The EMR problem reflects on a larger problem of fragmentation in the US medical sector that serves no purpose for the larger public interest. The Mayo clinic manages to offer some of the highest quality care in the US, does cutting edge research, has some of the lowest rates of unnecessary resource utilization, and pays its doctors a salary. Those things are not accidentally connected (well, the cutting edge research part is).
Given the huge lift necessary to move physicians into integrated delivery systems, I’m not holding my breath that it happens soon. There are things that can be done with private practices, but they present challenges of their own. One relatively unheralded effort I’ve been involved with is New York City’s Primary Care Information Project, which is providing a good, standardized EMR at highly subsidized rates (over 50%). These EMRs are equipped with public health-directed enhancements like connections to disease and immunization registries and reporting of HEDIS-like data. The plan is to link them in a health information exchange and allow for more sophisticated (and easy to administer) pay for performance or value-based payment.
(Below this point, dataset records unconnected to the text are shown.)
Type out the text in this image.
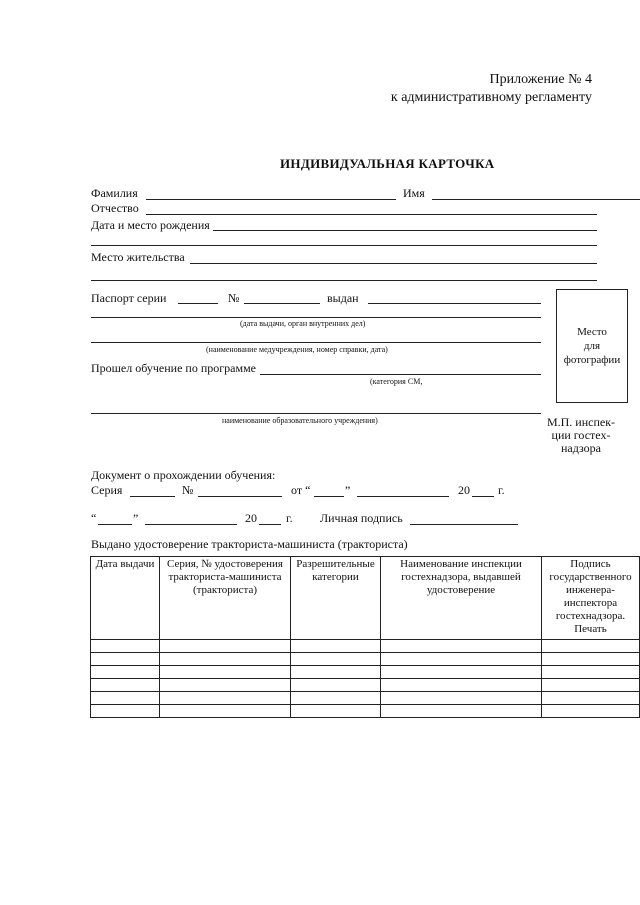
Приложение № 4
к административному регламенту
ИНДИВИДУАЛЬНАЯ КАРТОЧКА
Фамилия	Имя
Отчество
Дата и место рождения
Место жительства
Паспорт серии	№	выдан
(дата выдачи, орган внутренних дел)
(наименование медучреждения, номер справки, дата)
Прошел обучение по программе
(категория СМ,
наименование образовательного учреждения)
Место
для
фотографии
М.П. инспек-
ции гостех-
надзора
Документ о прохождении обучения:
Серия	№	от “	”	20 г.
“	”	20 г. Личная подпись
Выдано удостоверение тракториста-машиниста (тракториста)
Дата выдачи	Серия, № удостоверения тракториста-машиниста (тракториста)	Разрешительные категории	Наименование инспекции гостехнадзора, выдавшей удостоверение	Подпись государственного инженера-инспектора гостехнадзора. Печать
The physicians involved are in small private practices and public health clinics.
But it is a huge slog to get these physicians signed up in the small private practices. For some physicians, the comprehensive EMRs are almost free and yet you have to talk to 20 doctors to get a single one to sign up. It’s not just resistance to change. There is also an attitude among some that they’re making enough money as is, and doesn’t need to make any change. There is a resource problem: these offices have just a couple staff people who aren’t very technically proficient. This is a big problem. Sometimes staff will undermine your effort to get in touch with the physician because they don’t want to be bothered, and also because they suspect (rightly) that their jobs may be in jeopardy. A large practice can reduce administrative FTEs by about 1 per physician. How this translates into a small private practice is a vexed issue. Do you fire one of the 3 staff people who have been working with you for years and feel like family? Or maybe your staff actually are family members. Sometimes the solution is to turn one staff member into a part time worker, though that can create its own dramas and problems for solo practices. But if you don’t let anyone go or reduce FTEs, you aren’t going to save money on your EMR.
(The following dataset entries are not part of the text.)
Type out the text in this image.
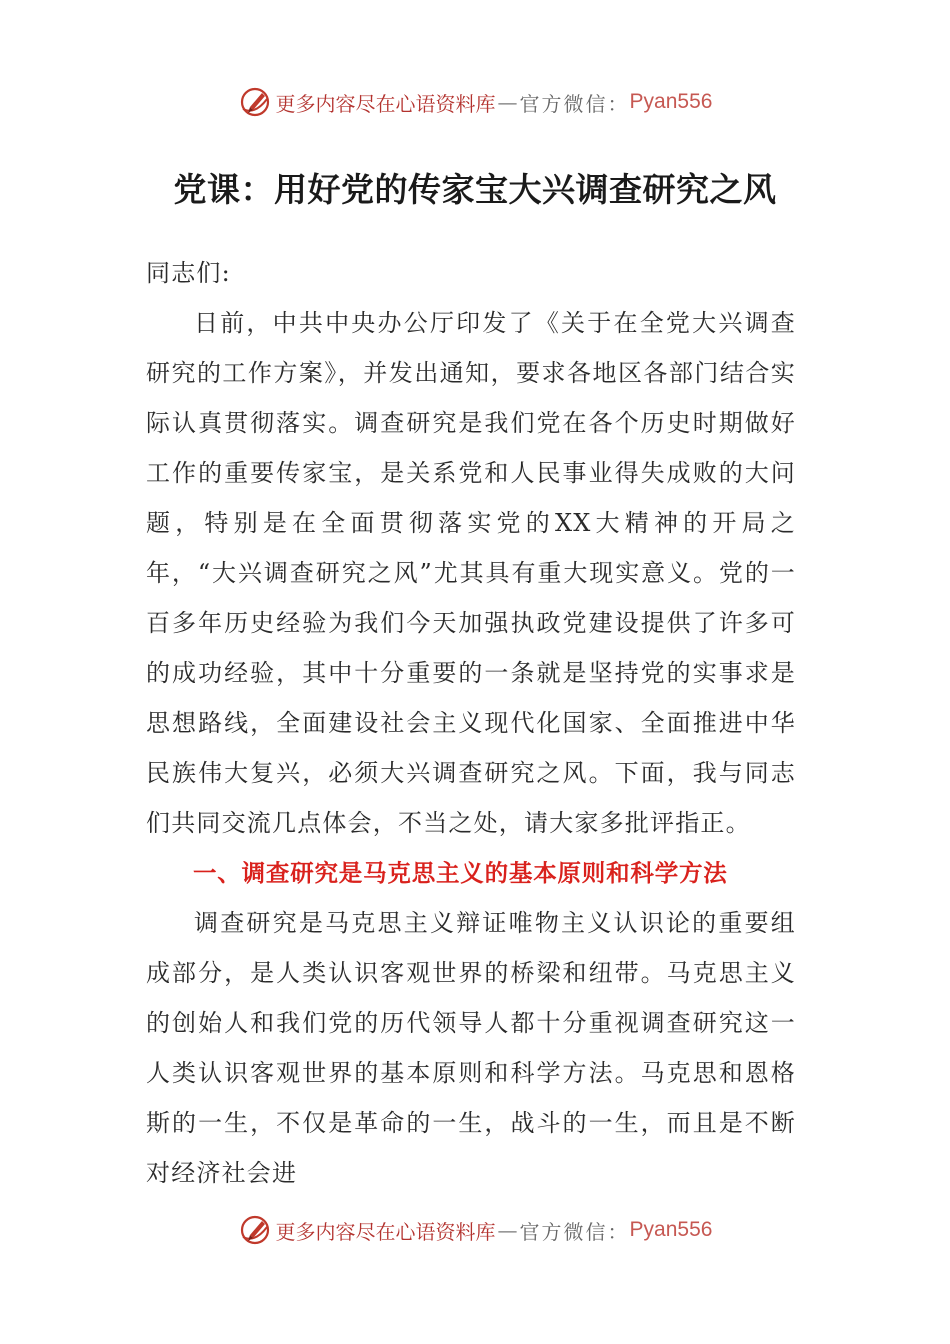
更多内容尽在心语资料库 — 官方微信： Pyan556
党课：用好党的传家宝大兴调查研究之风

同志们:

日前，中共中央办公厅印发了《关于在全党大兴调查研究的工作方案》，并发出通知，要求各地区各部门结合实际认真贯彻落实。调查研究是我们党在各个历史时期做好工作的重要传家宝，是关系党和人民事业得失成败的大问题，特别是在全面贯彻落实党的XX大精神的开局之年，“大兴调查研究之风”尤其具有重大现实意义。党的一百多年历史经验为我们今天加强执政党建设提供了许多可的成功经验，其中十分重要的一条就是坚持党的实事求是思想路线，全面建设社会主义现代化国家、全面推进中华民族伟大复兴，必须大兴调查研究之风。下面，我与同志们共同交流几点体会，不当之处，请大家多批评指正。

一、调查研究是马克思主义的基本原则和科学方法

调查研究是马克思主义辩证唯物主义认识论的重要组成部分，是人类认识客观世界的桥梁和纽带。马克思主义的创始人和我们党的历代领导人都十分重视调查研究这一人类认识客观世界的基本原则和科学方法。马克思和恩格斯的一生，不仅是革命的一生，战斗的一生，而且是不断对经济社会进

更多内容尽在心语资料库 — 官方微信： Pyan556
Problems like this obstruct progress in EMR implementation less in a large institutional context where letting people go or retraining is easier, where tech support is a whole department, where people can spend time thinking about the strategic direction the EMRs serve and can engage in a formal RFP process to at least have a better chance of not getting stuck with a loser EMR, and where large capital investments can be more easily managed as part of the corporate planning process.
Absolutely. Unless EMRs can be implemented so that we can communicate between practices (and legal issues such as HIPAA can be resolved), there isn’t much upside to using them. There is a very significant cost, though.
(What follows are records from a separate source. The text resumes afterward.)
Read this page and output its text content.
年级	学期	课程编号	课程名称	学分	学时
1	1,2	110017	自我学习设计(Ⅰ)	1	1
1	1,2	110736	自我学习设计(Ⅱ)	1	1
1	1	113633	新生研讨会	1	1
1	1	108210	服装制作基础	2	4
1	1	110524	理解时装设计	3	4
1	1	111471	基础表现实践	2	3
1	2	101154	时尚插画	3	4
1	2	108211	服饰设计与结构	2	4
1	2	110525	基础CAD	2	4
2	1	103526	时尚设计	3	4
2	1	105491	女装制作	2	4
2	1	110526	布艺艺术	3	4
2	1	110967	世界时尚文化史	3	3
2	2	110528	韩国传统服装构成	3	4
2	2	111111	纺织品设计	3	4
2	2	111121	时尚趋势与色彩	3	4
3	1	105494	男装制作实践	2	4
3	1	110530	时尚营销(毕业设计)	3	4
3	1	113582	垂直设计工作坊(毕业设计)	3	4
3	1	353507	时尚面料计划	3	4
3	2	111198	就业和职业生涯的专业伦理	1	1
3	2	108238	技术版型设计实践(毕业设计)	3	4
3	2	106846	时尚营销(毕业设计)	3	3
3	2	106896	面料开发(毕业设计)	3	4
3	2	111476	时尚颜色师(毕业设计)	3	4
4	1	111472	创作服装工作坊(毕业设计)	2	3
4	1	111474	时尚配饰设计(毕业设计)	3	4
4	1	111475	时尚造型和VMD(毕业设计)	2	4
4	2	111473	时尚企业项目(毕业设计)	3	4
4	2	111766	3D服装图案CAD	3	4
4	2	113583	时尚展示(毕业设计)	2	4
I’d like to take partial credit for helping to convert
Kevin (who is a reader).
Saving America, one American at a time.
(Kevin is actually very smart, and fair-minded, so probably doesn’t need my help.)
If we are going to coordinate care the way care needs to be coordinated, we either need to all use the same EMR system or we need to have standards that allow the disparate systems to talk. I’m concerned that there has already been a lot of investment before we’ve really had the chance to develop the right standards.
Regarding the funding of EMR systems, there are a lot of insurance companies stepping up to the plate and sharing in the cost with providers. Medicare is also going to offer a bonus to providers that purchase an eRx system.